Cal.8500は数次の改良を経て世代を更新した。2011年頃にはシリコン製ヒゲゼンマイ「Si14」を採用したいわゆる第二世代、2013年には非磁性合金の採用範囲を広げて15,000ガウス耐磁を実現した「Master Co-Axial」仕様へと進化する。Cal.8900は、この耐磁化された8500系の延長線上に位置づけられる新世代キャリバーであり、文字盤側ではなくムーブメントの設計思想としてMaster Chronometer認証を取りに行くために再構築された一機である。

2. Master Chronometer認証の起点

Cal.8900の最大の意義は、性能数値の更新そのものよりも、新たな認証基準「Master Chronometer」の起点となった点にある。Master Chronometerは、オメガとスイス連邦計量・認定局(METAS)が共同で定めた認証で、ISO 3159に基づくCOSCクロノメーター認定をパスしたムーブメントを、ケース封入後にあらためて8項目で検査する。15,000ガウスの磁場曝露、6姿勢での日差測定、規定圧力下での防水試験、パワーリザーブの実測などを経て、日差0/+5秒に収まる個体だけが認定される。
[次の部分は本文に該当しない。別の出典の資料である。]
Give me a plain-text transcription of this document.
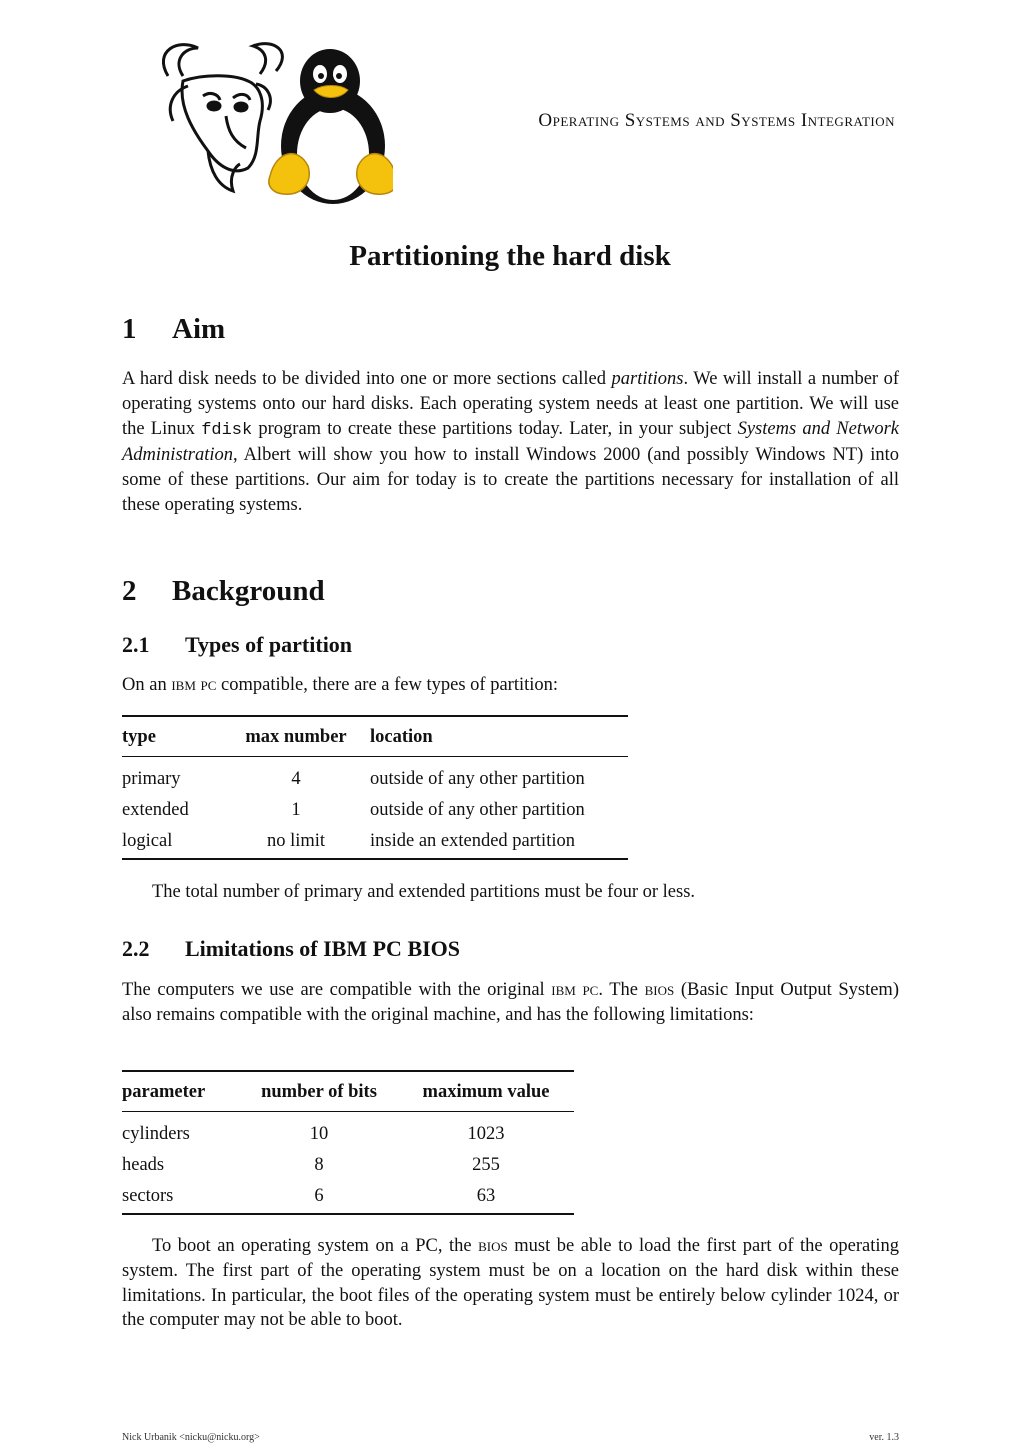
Operating Systems and Systems Integration
Partitioning the hard disk
1 Aim

A hard disk needs to be divided into one or more sections called partitions. We will install a number of operating systems onto our hard disks. Each operating system needs at least one partition. We will use the Linux fdisk program to create these partitions today. Later, in your subject Systems and Network Administration, Albert will show you how to install Windows 2000 (and possibly Windows NT) into some of these partitions. Our aim for today is to create the partitions necessary for installation of all these operating systems.

2 Background
2.1 Types of partition

On an ibm pc compatible, there are a few types of partition:

type	max number	location
primary	4	outside of any other partition
extended	1	outside of any other partition
logical	no limit	inside an extended partition

The total number of primary and extended partitions must be four or less.

2.2 Limitations of IBM PC BIOS

The computers we use are compatible with the original ibm pc. The bios (Basic Input Output System) also remains compatible with the original machine, and has the following limitations:

parameter	number of bits	maximum value
cylinders	10	1023
heads	8	255
sectors	6	63

To boot an operating system on a PC, the bios must be able to load the first part of the operating system. The first part of the operating system must be on a location on the hard disk within these limitations. In particular, the boot files of the operating system must be entirely below cylinder 1024, or the computer may not be able to boot.

Nick Urbanik <nicku@nicku.org>	ver. 1.3
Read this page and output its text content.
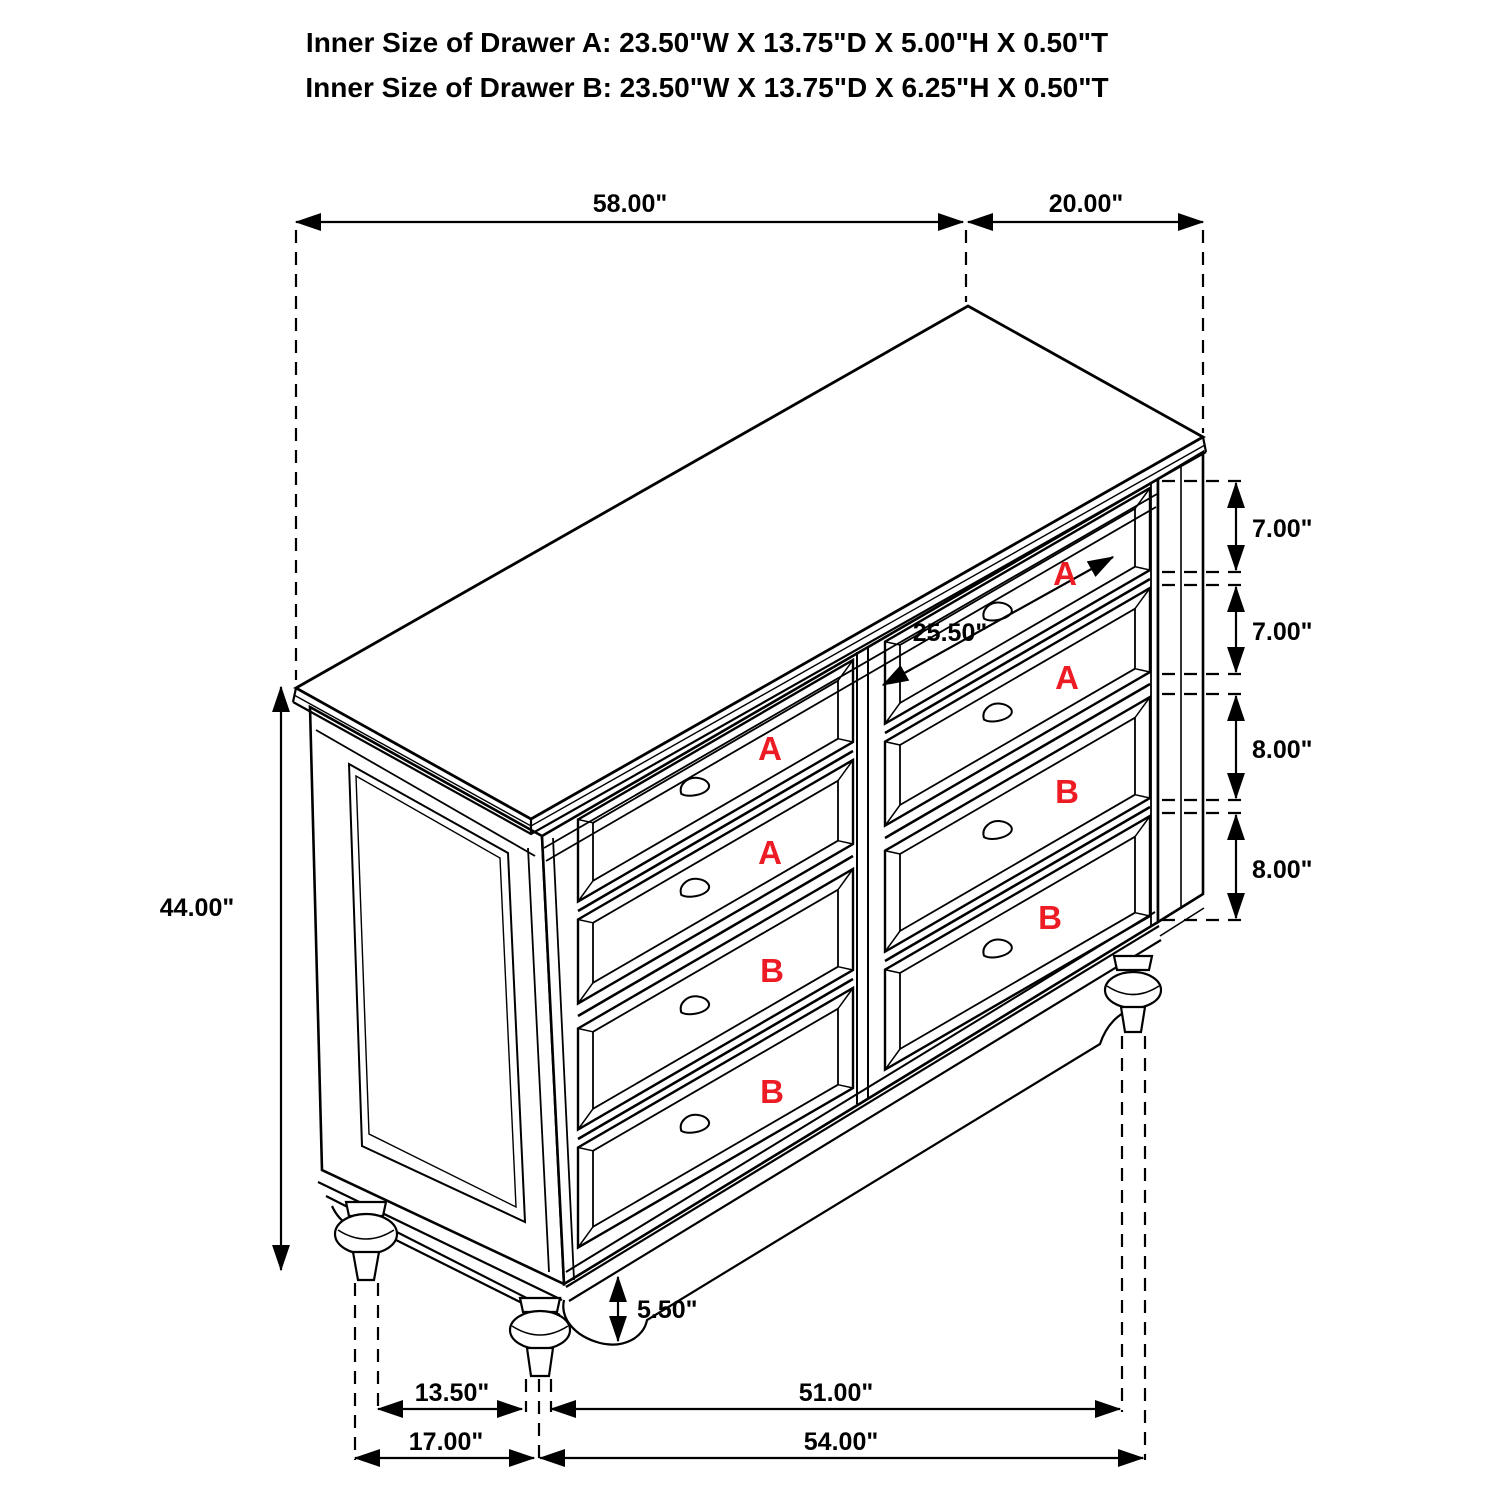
Inner Size of Drawer A: 23.50"W X 13.75"D X 5.00"H X 0.50"T
Inner Size of Drawer B: 23.50"W X 13.75"D X 6.25"H X 0.50"T
58.00"	20.00"
44.00"
25.50"
13.50"	51.00"
17.00"	54.00"
7.00"
7.00"
8.00"
8.00"
5.50"
A
A
B
B
A
A
B
B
2015年のバーゼルワールドで発表されたCal.8900搭載のグローブマスターは、この新認証を世界で初めて取得した時計となった。装着時の実環境を想定した試験を盛り込むこと、磁場耐性を仕様として担保することの双方を、産業規模で実装した点に同認証の独自性がある。

3. 派生キャリバーへの展開

Cal.8900は単一のムーブメントというより、ファミリーの基幹である。素材違いの兄弟機Cal.8901(18Kセドナゴールドのローター・受け)、GMT機能を加えたCal.8906、スケルトン化されたCal.8402などに加え、近年では2024年発表のコンステレーション・オブザバトリー向けCal.8915(18Kムーンシャインゴールドのローター・受け)まで、十数の派生機が枝分かれする。シーマスター・アクアテラ150M、プラネットオーシャン600M(43.5mmモデル)、コンステレーション41、デ・ヴィル・アワービジョンなど、現行コレクションの中核は、いずれもこの8900系列で支えられている。

MECHANISM · 機構と仕様

技術解説

Technical breakdown

1. コーアクシャル脱進機

Cal.8900を語るうえで最初に置くべきは、ジョージ・ダニエルズが1970年代に考案したコーアクシャル脱進機である。一般的なスイス式アンクル脱進機が、ガンギ車の歯先とアンクル爪石の間で「摺動(しゅうどう)」によってインパルスを伝えるのに対し、コーアクシャルは三つの爪石と二段のガンギ車を用いて、ロック機能とインパルス機能を分離する。インパルスは滑り運動ではなく、ほぼ放射方向の押圧で伝達されるため、摺動摩擦が大幅に減る。注油への依存度が下がり、潤滑油の経年劣化が精度に及ぼす影響も小さくなる。1999年の量産化以降、機構そのものは段階的に改良が重ねられ、Cal.8500世代では接触面の幾何が見直された。8900はこの蓄積の上に立つ。

2. テンプとシリコン製ヒゲゼンマイ

調速機は、緩急針を持たないフリースプラング(自由テンプ)構成。テンプ輪上の慣性モーメント調整ねじによって等時性を整える方式で、衝撃時の振り角変動への耐性に優れる。ヒゲゼンマイには、オメガが「Si14」と命名したシリコン製を採用する。シリコンは非磁性であり、温度変化に伴う弾性係数の変動が金属製ヒゲに比べて小さい。さらに、量産工程でのフォトリソグラフィ加工により、巻き上がりの幾何精度を一定水準で揃えやすい。これらの特性が、磁場曝露・温度変動・経年いずれの軸でもレートの安定をもたらす。振動数は25,200vph (3.5Hz)。一般的な28,800vphよりやや低いが、ロー振動数化はテンプの慣性と振り角を確保しやすく、コーアクシャルの三爪インパルスとも相性が良いとされる。

3. 二重香箱と自動巻機構

動力源には、香箱を直列に2つ連結する「ツインバレル」方式を採る。直列接続は瞬間トルクではなく持続時間を稼ぐ構成で、Cal.8800系の単一香箱(パワーリザーブ55時間)に対し60時間を確保する。自動巻機構は両方向巻上げで、ローターは独立した宝石軸受で支持される(ボールベアリングではない)構造を継承する。回転音が静かで、長期使用時の摩耗の出方も穏やかとされる。輪列の仕上げにはコート・ド・ジュネーブを変形させた「コート・アラベスク」と呼ばれる螺旋状の波目模様が施され、サファイアシースルーバックから観察できる。石数は39石、ムーブメント径は29.0mm。

4. 二つの認証

ムーブメントは、まずスイス公認クロノメーター検定協会(COSC)で日差-4/+6秒のISO 3159基準に照らされ、合格した個体だけがビエンヌの工場に戻り、Master Chronometer認証ラインに送られる。ここでは15,000ガウスの電磁石への曝露、6姿勢・2温度の日差測定、防水試験、パワーリザーブの実測など、計8項目の試験を通る。要件は日差0/+5秒。試験はムーブメント単体ではなく、ケーシング済みの完成品で行われる点が、従来のクロノメーター認定との大きな違いとなる。Cal.8900はこの認証スキームの第一世代として、新世代オメガの精度規格の出発点を定めた一機である。